Additionally, several captives that were housed in extrajudicial detention in the Guantanamo Bay detainment camps in Cuba were held because Joint Task Force Guantanamo (JTF-GTMO) intelligence analysts asserted that they had some kind of connection to Al-Barakat. Among these captives were Mohammed Sulaymon Barre and Ilkham Turdbyavich Batayev.
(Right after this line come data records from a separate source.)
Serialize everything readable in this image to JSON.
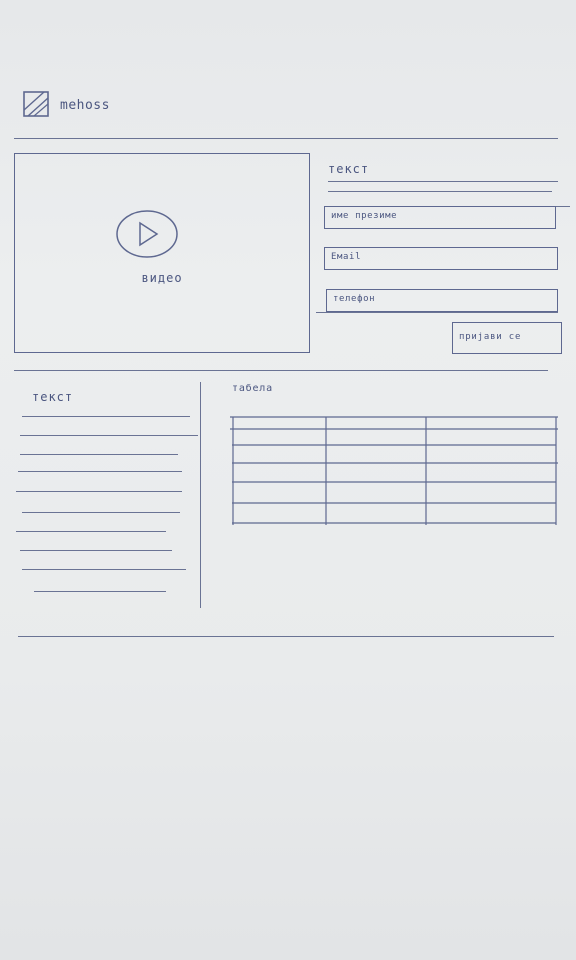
{
  "header": {
    "logo_text": "mehoss"
  },
  "video": {
    "label": "видео"
  },
  "signup": {
    "title": "текст",
    "name_placeholder": "име презиме",
    "email_placeholder": "Емаil",
    "phone_placeholder": "телефон",
    "submit_label": "пријави се"
  },
  "content": {
    "left_title": "текст",
    "table_title": "табела",
    "table": {
      "rows": 6,
      "columns": 3
    }
  },
  "icons": [
    "logo-icon",
    "play-icon"
  ]
}
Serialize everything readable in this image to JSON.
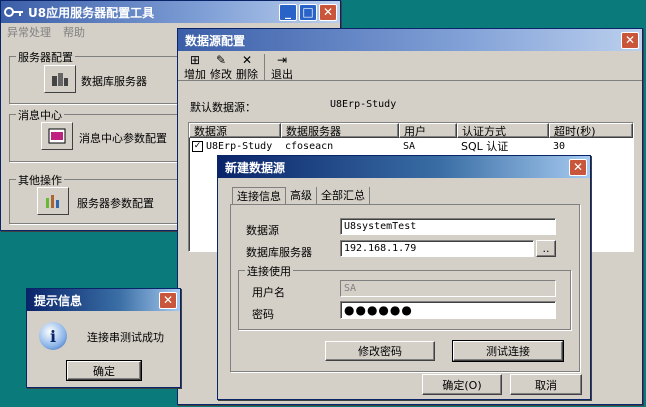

==Removal from the terror lists==
Weaknesses in the case attempting to associate Al-Barakat with terrorist groups emerged early on, after thorough investigations were carried out in the firm's headquarters and branches. The National Commission on Terrorist Attacks Upon the United States, also known as the 9/11 Commission, which was set up on November 27, 2002, "to prepare a full and complete account of the circumstances surrounding the September 11 attacks", including preparedness for and the immediate response to the attacks, cited no direct evidence that Al-Barakat was involved in terrorist funding. Additionally, the FBI agent who had led the second U.S. delegation said diligent investigation in the UAE revealed no "smoking gun" evidence — either testimonial or documentary — showing that Al-Barakat was funding AIAI or al-Qaeda. In fact, the U.S. team could find no direct evidence at all of any real link between Al-Barakat and terrorism of any type. The two major claims, that Bin Ladin was an early investor in Al-Barakat and that the firm diverted a certain portion of its money through its system to AIAI or Al-Qaeda, could not be verified. Jumale and all the Al-Barakat witnesses denied any ties to al-Qaeda or AIAI, and none of the financial evidence the investigators examined directly contradicted these claims. Moreover, some of the claims made by the early intelligence, such as the assertion that Jumale and Bin Ladin were in Afghanistan together, proved to be wrong.

In October 2009, Al-Barakat's Swedish branch was removed from the United Nations' list of terrorist organizations. The company had been on the list for the past eight years, and had had its bank account funds frozen. According to the Swedish Public Radio broadcaster SR, the UN did not explain why it had elected to remove Al-Barakat from its terror list. However, it has been suggested that the change in the European Union's position regarding the many organizations that were included on the UN terror list on weak grounds might have influenced the UN's position. Al-Barakat was subsequently able again to access its bank account funds.

On 17 Feb 2012, all of the Al-Barakat companies were finally removed entirely. The case against the firm was also closed, as it was delisted by the UN Security Council al-Qaida Sanctions Committee. The delisting included Al-Barakat group of companies owner and CEO Mr. Ahmed Nur Jim'ale, along with all of the 17 listed entities associated with Al-Barakat Group of Companies. Among the latter were Barakat Bank of Somalia, Al-Barakat Exchange and Barakat Telecommunications Company.

On 30 June 2016, the Office of Foreign Assets Control (OFAC) completely removed Mr. Ahmed Nur Jim'ale from its listing and this completes the cycle of delisting process of Al Barakaat Group owner from International Sanctioning bodies.

Further, on 12 February 2020, OFAC delisted All Barakaat related companies as well as the last listed executive from this group of companies Mr. KAHIE, Abdullahi Hussein.

==Relaunch==
In 2024, Barakaat restarted operations in Somalia focusing on Retail, Healthcare and Real Estate Sectors.